逆転結婚~目が覚めたら彼女になっていました~
そんな事を考えながらランチを済ませて、麗人はオフィスビルへ戻って行った。
ごごからもいつも通り仕事を終えた麗人。
定時の鐘が鳴り帰り支度を麗人が始めると。
「ねぇ、優衣里。ちょっと帰りに付き合ってくれない? 」
彩がすり寄って来た。
「ごめんなさい、ちょっと用事があるので無理です」
ってか、付き合うはずないだろう? あんな企みしている奴に。
「ねぇ、朝丘さんに婚約破棄を申し出たのって本当? 」
よくそんな事を聞いてこれるものだ、自分がそう仕組んでいるくせに。
「どうでもいいじゃないですか、そんな事」
麗人は帰り支度をし終えて、そのまま歩いて行った。
「ちょっと待ってよ優衣里。あの動画の事なんだけど、それはただ相談していただけなのよ。将来を考えて、朝丘さんが保険金をかけた方がいいからって。朝丘さんの家は、保険代理店でしょう? プラントか何がいいのかって、相談していただけなの」
2人して同じような嘘をつくのか、やはり似た者同士だ。
麗人はそのまま無視をしてエレベーター前あだ歩いてきた。
「ねぇ優衣里。私達は友達でしょう? 信じてくれないの? 」
麗人は呆れてそのまま何も答えずエレベーターを待っていた。
「あら、伊集院さん。今帰り? 」
麗香がやって来た。
よかった、このまま萩野さんと2人きりでエレベーターに乗ってしまったら大変だった。
麗人はホッとした。
そのまま麗香も一緒にエレベーターに乗って、1階まで降りて行った。
「あ、そうだ。
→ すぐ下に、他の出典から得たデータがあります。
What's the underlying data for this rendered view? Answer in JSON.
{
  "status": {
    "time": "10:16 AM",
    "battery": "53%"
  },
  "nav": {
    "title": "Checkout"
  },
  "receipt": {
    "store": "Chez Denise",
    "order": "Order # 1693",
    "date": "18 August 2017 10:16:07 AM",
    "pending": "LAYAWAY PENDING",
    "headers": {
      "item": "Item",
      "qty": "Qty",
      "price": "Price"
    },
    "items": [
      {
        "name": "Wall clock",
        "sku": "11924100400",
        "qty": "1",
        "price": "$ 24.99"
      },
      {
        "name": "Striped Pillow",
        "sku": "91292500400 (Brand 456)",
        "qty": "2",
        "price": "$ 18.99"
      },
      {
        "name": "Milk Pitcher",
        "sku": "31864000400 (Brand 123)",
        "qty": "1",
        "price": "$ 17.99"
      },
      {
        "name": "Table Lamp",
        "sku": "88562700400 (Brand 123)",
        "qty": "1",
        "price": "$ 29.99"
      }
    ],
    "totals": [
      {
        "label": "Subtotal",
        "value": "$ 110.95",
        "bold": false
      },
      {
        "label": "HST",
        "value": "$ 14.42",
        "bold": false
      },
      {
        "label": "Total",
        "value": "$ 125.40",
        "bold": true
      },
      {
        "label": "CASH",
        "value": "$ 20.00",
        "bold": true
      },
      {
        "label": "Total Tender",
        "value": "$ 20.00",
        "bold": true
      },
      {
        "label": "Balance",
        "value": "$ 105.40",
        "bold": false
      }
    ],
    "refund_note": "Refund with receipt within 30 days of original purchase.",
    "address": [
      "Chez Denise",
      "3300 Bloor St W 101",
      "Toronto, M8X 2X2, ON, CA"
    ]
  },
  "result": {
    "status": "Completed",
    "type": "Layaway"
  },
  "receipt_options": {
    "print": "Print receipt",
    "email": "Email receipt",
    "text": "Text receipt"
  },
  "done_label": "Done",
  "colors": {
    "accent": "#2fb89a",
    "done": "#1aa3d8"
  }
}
伊集院さん、この後時間あるかしら? 」
1階に到着すると麗香が言った。
「何かありましたか? 」
「ええ、仕事の事でちょっとお願いがあるの。どう? この後食事でもしながら話しできないかしら? 」
「お仕事の話でしたら、時間とりますよ」
「本当? じゃあ、行きましょう。美味しいイタリアンのお店があるの」
ニコニコと麗香が麗人の手を握って来た。
わぁ、母さんに手を握られるなんてどのくらいぶりだろう。
年取った感じはあるけど、母さんの手ってすごく安心できるんだよなぁ…。
「ちょっと、私も一緒に連れていてもらえますか? 」
後ろからやって来た彩が割って入って来た。
「私、伊集院さんに大切な話があったのですよ」
「悪いけど、仕事の話だから萩野さんは席を外してもらいたいの」
「え? どうしてですか? 私が聞いてはいけない事なのですか? 」
「これは伊集院さんと2人で話をする事ですから、萩野さんはプライベートの話しですよね? それなら、別の日にして下さいね」
「どうしてですか? 先に声をかけたのは、私の方ですよ! 」
なんだ? 子供のような事を言って…。
困らせたいのか?
麗人は呆れていた。
「とにかくごめんなさいね、今日は萩野さんは遠慮して下さいね」
麗香は麗人を連れて、さっさと歩きだした。
「私の方が先に声をかけたのに、酷い人。…いいわ、そんなことしたらどうなるのか思い知らせてやるわ」
ニヤッと笑って彩は携帯電話を取り出した。
「もしもし? …ねぇ、ちょっと今から会える? どうしても話したい事があるの。外回り、もう終わったんでしょう? 」
気持ち悪い笑みを浮かべて、去り行く麗香と麗人見ている彩はちょっと狂ったような目をしていた。